In her estimation, parking cleanly in conditions like these, first try, was roughly equivalent to a third-year student successfully casting a Patronus.

She looked up at him as he climbed out, gaze bright and intent: "I couldn't have done that—no, I definitely couldn't have done that. How on earth did you manage it?"

"Measure the car's length, calculate the turning angle." He unclipped his seatbelt and retrieved the beach towel from the passenger seat as he stepped out.

"My guess is you weren't accounting for the rear wheels when you practiced. That's why you kept catching the car next to you." He nodded at the Austin's back wheels. "And the classic Mini's steering is actually more responsive than modern cars—so you have to start turning slightly earlier to bring the rear wheels into position."

By this point, a stout man in a Hawaiian shirt, his face ruddy and cheerful, had wandered over from nearby. He had been watching since they arrived—had seen the Austin pull up to that extreme corner, watched them climb out and look at the space, and simply hadn't left.

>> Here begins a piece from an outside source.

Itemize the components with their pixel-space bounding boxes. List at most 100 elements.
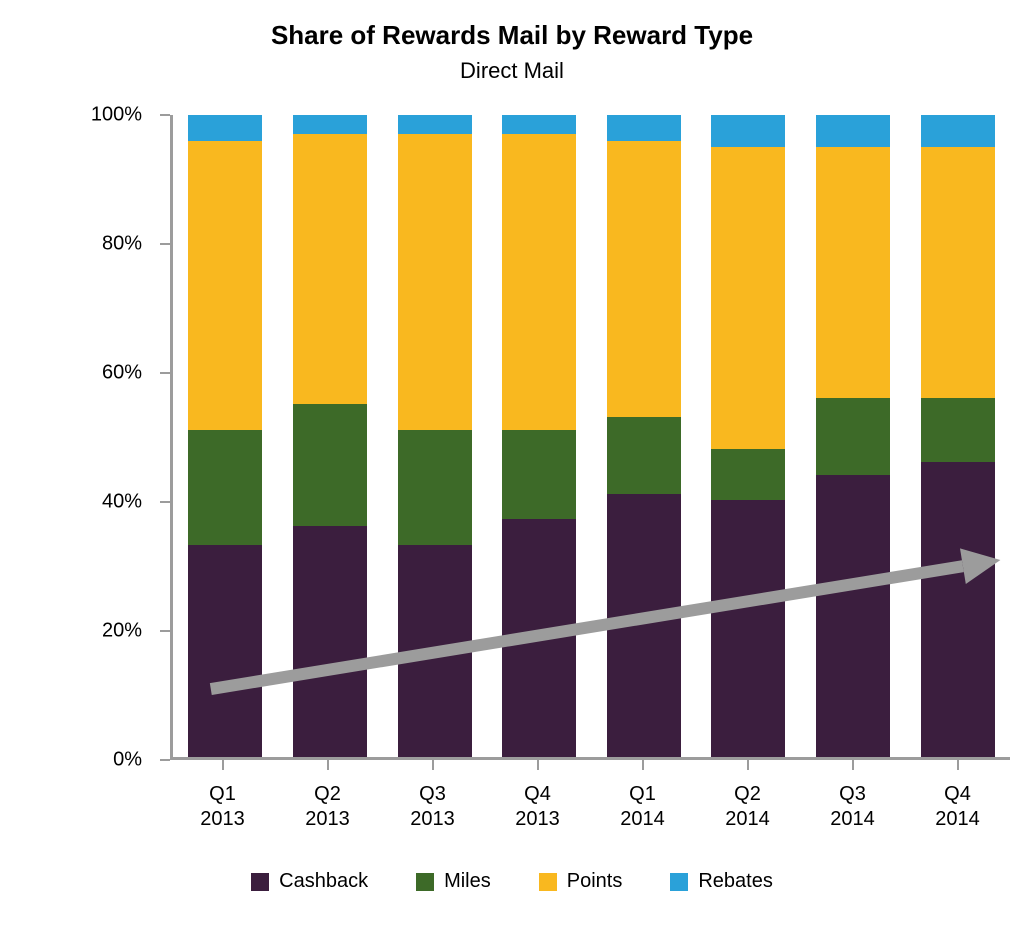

He had stayed. And he had seen everything.

He broke into a slow, delighted clap, his accent was of pure Londoner: "Oi, son, that was some driving!"

He pointed at the corner. "I've been behind the wheel half my life—that space? I'd need three goes at it minimum, and I'd still be sweating. You walked it first time. Brilliant."

Two bright spots of colour rose in Gemma's cheeks.

She had lost count of how many tries it would have taken her. Any number. Infinite, perhaps.

But when she heard the man's praise, she couldn't help it—the corners of her mouth lifted, her chest drew back, and she stood just a little taller with pride.

"He practiced moving the neighbours' car," she told the man, her voice warm. "Good, isn't he?"